With reports that important OEMs like HP and Dell were going to stay away from the GPP and speculation that it was affecting the manufacture of Kaby Lake-G laptops, it seems Nvidia was alienating some major players in the tech industry with the program. Furthermore, AMD took advantage of the situation by promoting the firm’s stance in regard to gamers having the right to choose and disregarded “anti-competitive conditions.”
The “Pulling the Plug on GPP” post attempted to further justify the program’s purpose and tried to add some positive spin on Nvidia’s business as a whole:
Most partners agreed. They own their brands and GPP didn’t change that. They decide how they want to convey their product promise to gamers. Still, today we are pulling the plug on GPP to avoid any distraction from the super exciting work we’re doing to bring amazing advances to PC gaming.

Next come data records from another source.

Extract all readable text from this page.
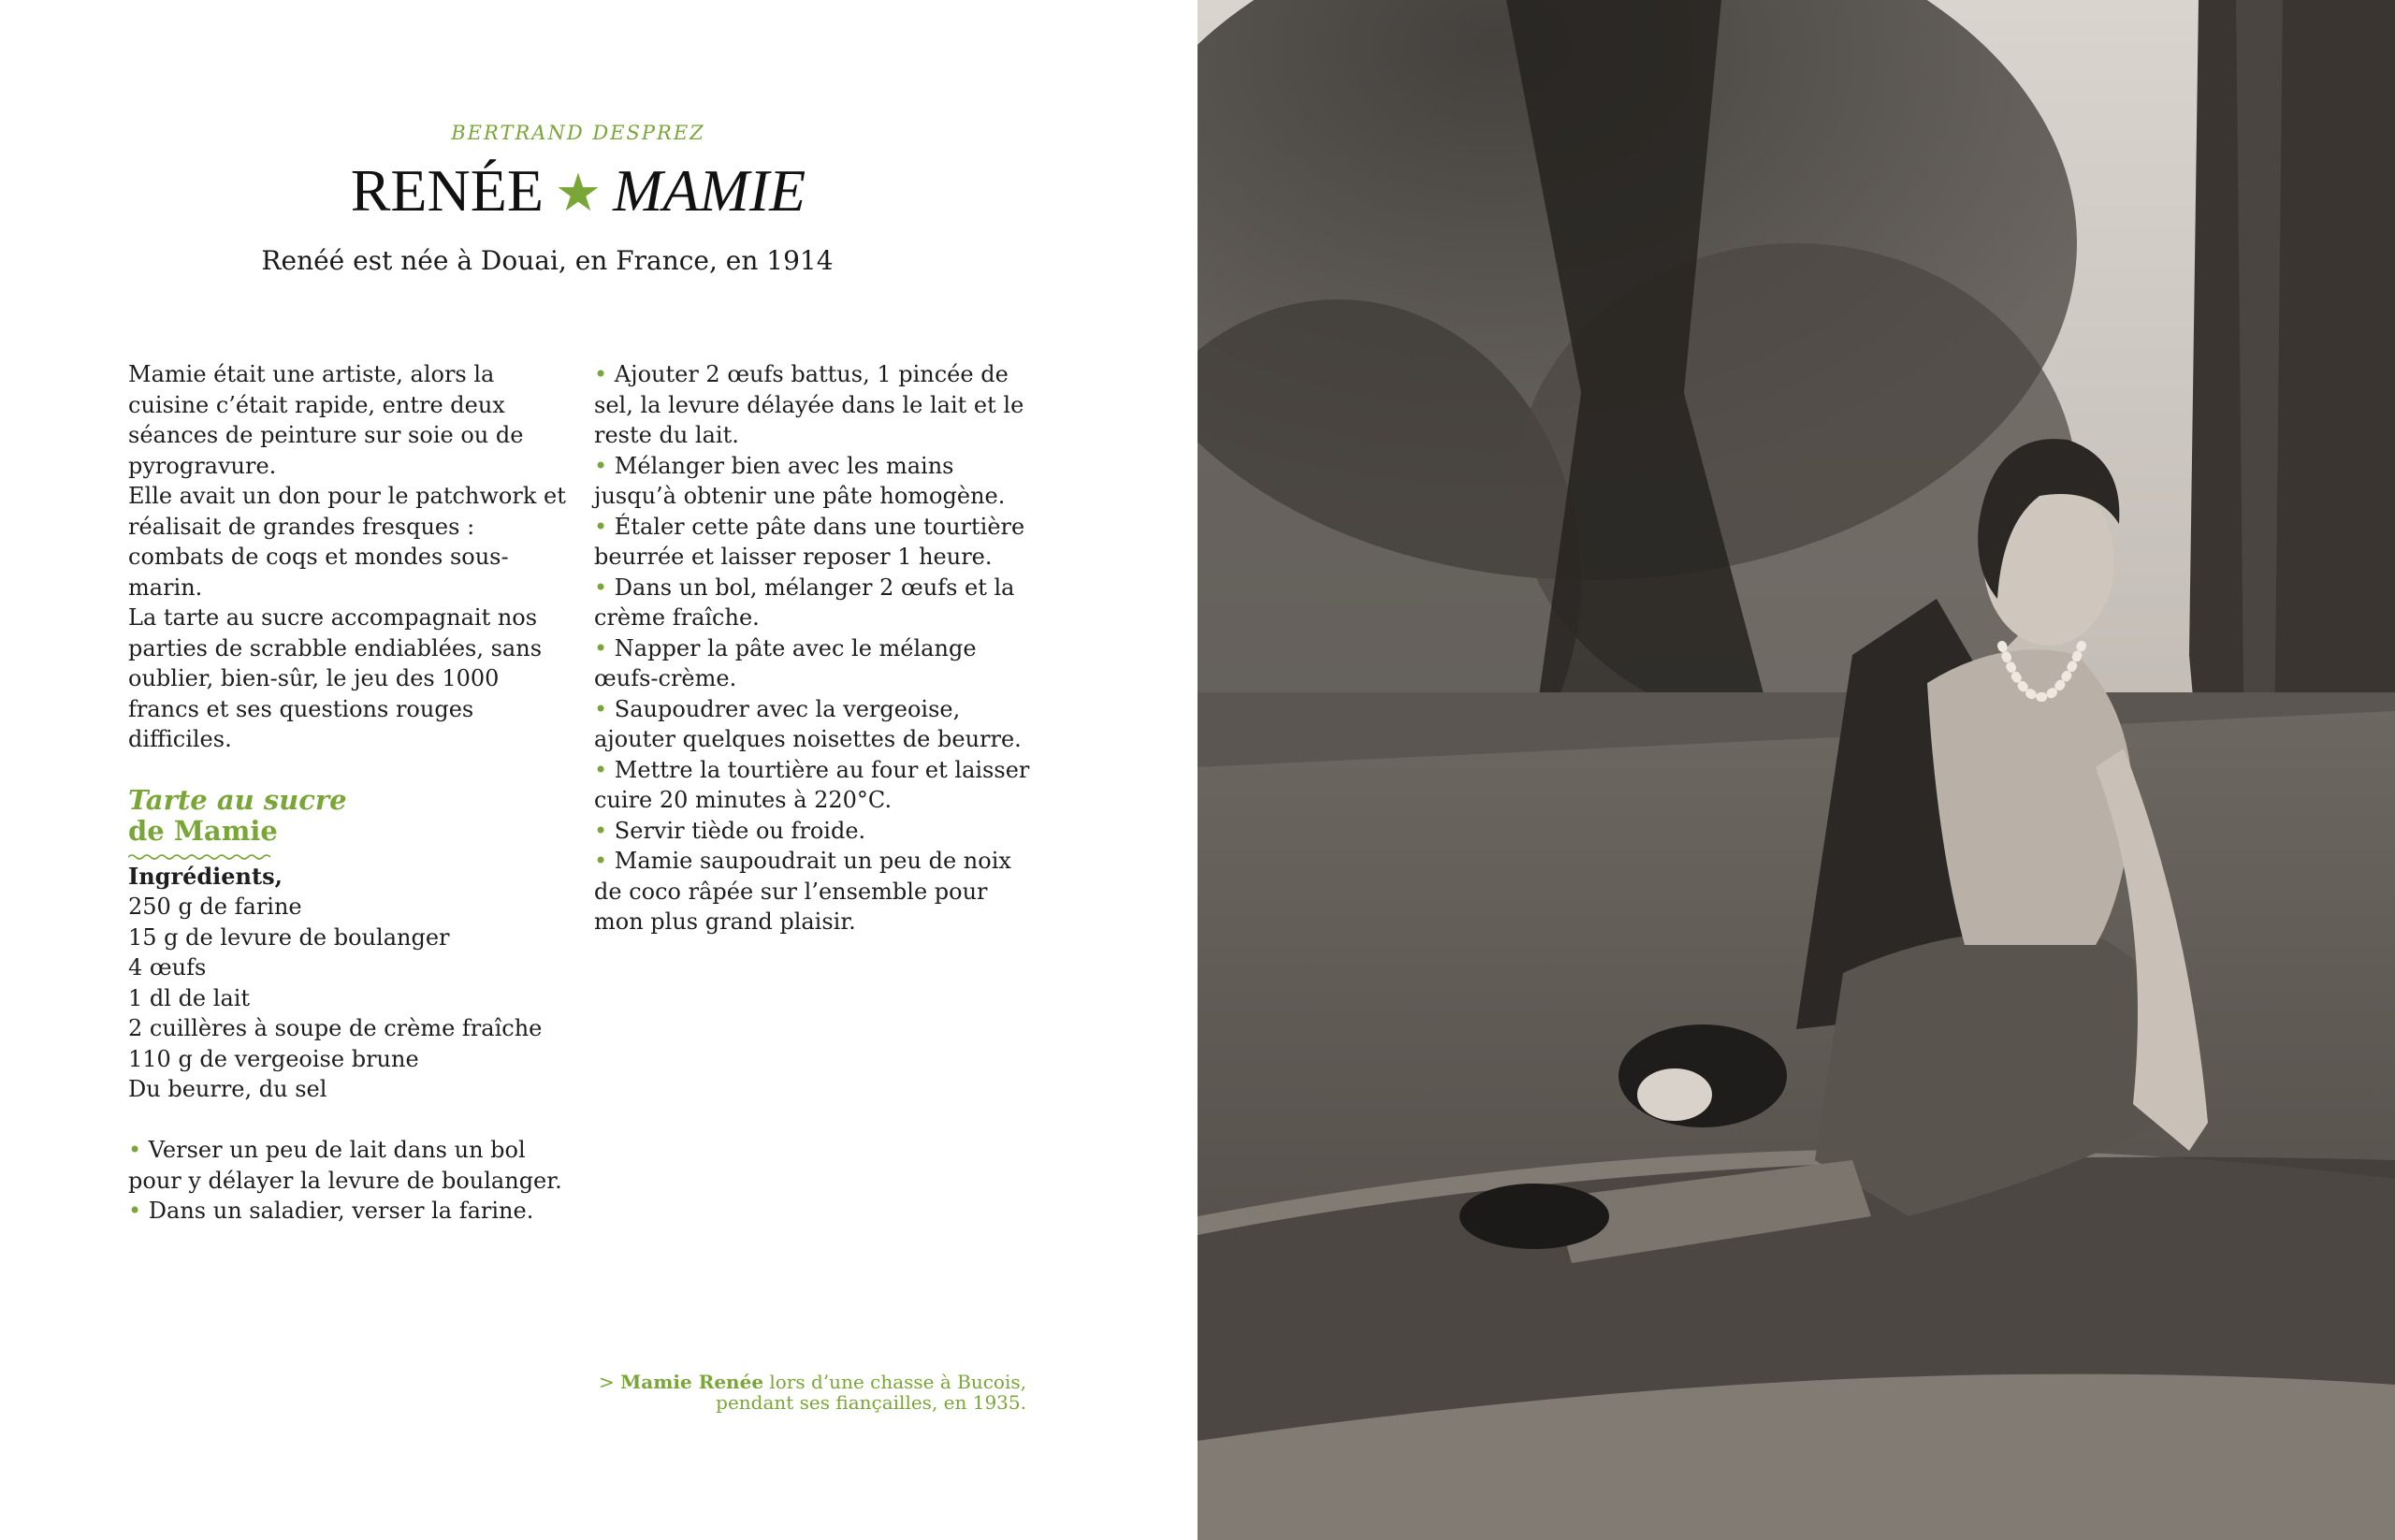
BERTRAND DESPREZ
RENÉE ★ MAMIE
Renéé est née à Douai, en France, en 1914

Mamie était une artiste, alors la cuisine c’était rapide, entre deux séances de peinture sur soie ou de pyrogravure.

Elle avait un don pour le patchwork et réalisait de grandes fresques : combats de coqs et mondes sous-marin.

La tarte au sucre accompagnait nos parties de scrabble endiablées, sans oublier, bien-sûr, le jeu des 1000 francs et ses questions rouges difficiles.

Tarte au sucre
de Mamie

Ingrédients,

250 g de farine

15 g de levure de boulanger

4 œufs

1 dl de lait

2 cuillères à soupe de crème fraîche

110 g de vergeoise brune

Du beurre, du sel

• Verser un peu de lait dans un bol pour y délayer la levure de boulanger.

• Dans un saladier, verser la farine.

• Ajouter 2 œufs battus, 1 pincée de sel, la levure délayée dans le lait et le reste du lait.

• Mélanger bien avec les mains jusqu’à obtenir une pâte homogène.

• Étaler cette pâte dans une tourtière beurrée et laisser reposer 1 heure.

• Dans un bol, mélanger 2 œufs et la crème fraîche.

• Napper la pâte avec le mélange œufs-crème.

• Saupoudrer avec la vergeoise, ajouter quelques noisettes de beurre.

• Mettre la tourtière au four et laisser cuire 20 minutes à 220°C.

• Servir tiède ou froide.

• Mamie saupoudrait un peu de noix de coco râpée sur l’ensemble pour mon plus grand plaisir.

> Mamie Renée lors d’une chasse à Bucois,
pendant ses fiançailles, en 1935.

The GPP was introduced on March 1, 2018, so it has managed just over two months of existence before being cancelled. It’s a short-term fail for Nvidia, but in the long-term it’s a prudent move for any successful company to admit when a product or service isn’t working and to cancel it outright. At least Nvidia didn’t take 17 years to backtrack like Coca-Cola took with “New Coke.”
It’s not known yet how Asus will take the news, after the Taiwanese company recently rebranded devices using AMD Graphics cards under the new AREZ name.